Shares of electronics retail company GameStop Corporation (NYSE: GME) advanced nearly 9% in reaction to its four-for-one stock split. On 6th July, the trailer announced that its board had approved a four-for-one stock split, making it more affordable for investors to own the company’s shares. Companies decide on stock splits to help interested investors buy their shares at affordable prices without impacting the firms’ valuation. Top US companies like multinational technology company Apple (NASDAQ: AAPL) have offered stock split options to investors in the past. Amazon (NASDAQ: AMZN) and Tesla (NASDAQ: TSLA) have also opted for stock splits. Amazon split its shares in a 20-for-1 stock split last month, while Tesla went for a 3-for-1 stock split.

GameStop, a major attraction of last year’s “meme stock” trading frenzy, is about to join the pool of US companies opting for stock splits.
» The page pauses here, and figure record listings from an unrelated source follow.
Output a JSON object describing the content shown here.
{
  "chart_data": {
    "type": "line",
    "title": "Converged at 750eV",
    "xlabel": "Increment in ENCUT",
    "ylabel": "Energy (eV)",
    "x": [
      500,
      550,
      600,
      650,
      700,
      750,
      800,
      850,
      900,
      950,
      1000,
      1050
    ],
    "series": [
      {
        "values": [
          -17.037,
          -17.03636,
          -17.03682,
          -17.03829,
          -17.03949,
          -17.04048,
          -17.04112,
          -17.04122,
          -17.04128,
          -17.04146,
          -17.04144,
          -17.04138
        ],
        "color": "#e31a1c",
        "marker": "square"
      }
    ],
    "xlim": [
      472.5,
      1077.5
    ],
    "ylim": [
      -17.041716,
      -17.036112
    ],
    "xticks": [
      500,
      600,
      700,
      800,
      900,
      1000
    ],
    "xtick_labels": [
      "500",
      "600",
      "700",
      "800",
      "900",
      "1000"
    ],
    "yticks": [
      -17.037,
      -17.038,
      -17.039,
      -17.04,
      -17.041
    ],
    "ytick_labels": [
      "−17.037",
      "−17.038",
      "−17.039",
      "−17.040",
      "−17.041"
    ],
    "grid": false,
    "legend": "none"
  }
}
The electronics retail company spiked over 680% in 2021 as retail traders on Reddit heavily shorted the stocks to squeeze out hedge funds betting against them.
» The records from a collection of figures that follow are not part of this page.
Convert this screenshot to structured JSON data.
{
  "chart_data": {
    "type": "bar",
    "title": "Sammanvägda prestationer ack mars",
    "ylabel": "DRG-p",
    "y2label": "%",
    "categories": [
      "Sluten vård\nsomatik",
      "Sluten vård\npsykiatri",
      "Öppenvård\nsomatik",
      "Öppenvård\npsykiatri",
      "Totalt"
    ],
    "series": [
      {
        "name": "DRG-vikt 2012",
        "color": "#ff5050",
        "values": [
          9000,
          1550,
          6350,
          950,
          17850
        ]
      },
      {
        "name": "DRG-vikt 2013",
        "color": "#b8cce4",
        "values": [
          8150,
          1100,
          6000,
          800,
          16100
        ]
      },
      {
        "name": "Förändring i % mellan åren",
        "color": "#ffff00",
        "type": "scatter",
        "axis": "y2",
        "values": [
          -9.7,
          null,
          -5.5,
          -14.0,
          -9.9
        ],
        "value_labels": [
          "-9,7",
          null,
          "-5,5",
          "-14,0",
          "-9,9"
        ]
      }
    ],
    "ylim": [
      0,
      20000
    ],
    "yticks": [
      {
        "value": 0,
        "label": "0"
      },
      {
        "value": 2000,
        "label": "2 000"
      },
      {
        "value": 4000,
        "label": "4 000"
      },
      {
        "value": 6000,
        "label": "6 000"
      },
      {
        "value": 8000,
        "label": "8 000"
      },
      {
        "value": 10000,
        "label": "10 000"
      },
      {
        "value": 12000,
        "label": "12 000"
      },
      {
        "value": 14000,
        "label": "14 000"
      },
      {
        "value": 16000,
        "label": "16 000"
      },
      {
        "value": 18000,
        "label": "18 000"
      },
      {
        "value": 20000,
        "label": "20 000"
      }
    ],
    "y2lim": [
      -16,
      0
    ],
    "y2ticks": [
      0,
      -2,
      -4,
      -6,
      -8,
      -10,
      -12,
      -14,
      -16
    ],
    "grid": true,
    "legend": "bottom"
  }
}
GameStop Receives Approval for Four-in-One Stock Split

Back in March, GameStop said it would seek approval from shareholders for the stock split. The split will increase the company’s outstanding Class A common shares from 300 million to 1 billion. All shareholders who own the stock at the close of the market on 18th July will receive three additional shares for each share of Class A common stock owned as dividends. The retailer will distribute the dividend after the market closes on 21st July. After the distribution, trading will begin on a split-adjusted basis the following day.
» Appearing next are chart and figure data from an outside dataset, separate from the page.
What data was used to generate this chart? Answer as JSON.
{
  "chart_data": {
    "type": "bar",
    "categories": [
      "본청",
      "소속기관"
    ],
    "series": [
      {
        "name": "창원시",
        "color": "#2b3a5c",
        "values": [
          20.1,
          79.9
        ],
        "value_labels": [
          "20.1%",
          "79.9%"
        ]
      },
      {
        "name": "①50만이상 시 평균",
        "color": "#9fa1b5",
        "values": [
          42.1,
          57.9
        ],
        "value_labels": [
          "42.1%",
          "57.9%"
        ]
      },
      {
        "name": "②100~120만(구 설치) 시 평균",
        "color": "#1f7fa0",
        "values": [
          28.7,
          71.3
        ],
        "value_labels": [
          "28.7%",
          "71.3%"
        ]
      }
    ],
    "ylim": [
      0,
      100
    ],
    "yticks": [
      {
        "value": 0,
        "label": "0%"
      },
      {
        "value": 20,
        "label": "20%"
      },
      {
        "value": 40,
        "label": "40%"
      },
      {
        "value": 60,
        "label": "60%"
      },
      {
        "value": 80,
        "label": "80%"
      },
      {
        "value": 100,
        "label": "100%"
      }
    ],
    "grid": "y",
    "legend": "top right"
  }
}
As GameStop surged in reaction to the stock split news, the company’s shares closed at $117.43. However, it is currently trading at $127.90 in extended trading, losing more than 4% in the last five days. The company has lost 20.86% since the year started amid Russia’s invasion of Ukraine, inflation, and fears of a global recession. Additionally, the company has declined 38.41% in 12 months and 25.03% in the last three months. GME has plunged 15.35% over the past month.

Speaking on the GameStop four-for-one split, Wedbush Securities analyst Michael Pachter noted:

“GameStop management knows that they have a 100% retail shareholder base and so, they are catering to them. If (the stock split) is a distraction because the NFT market is dead, and that was the last thing that they did that tried to get people excited.”

GameStop pushed into the digital assets market in March, announcing crypto and NFT wallets for gamers and others. The self-custodial Ethereum wallet can be used to store, send, and receive cryptocurrencies and non-fungible tokens. The company had partnered with Immutable X on the NFT marketplace before unveiling the digital assets wallet.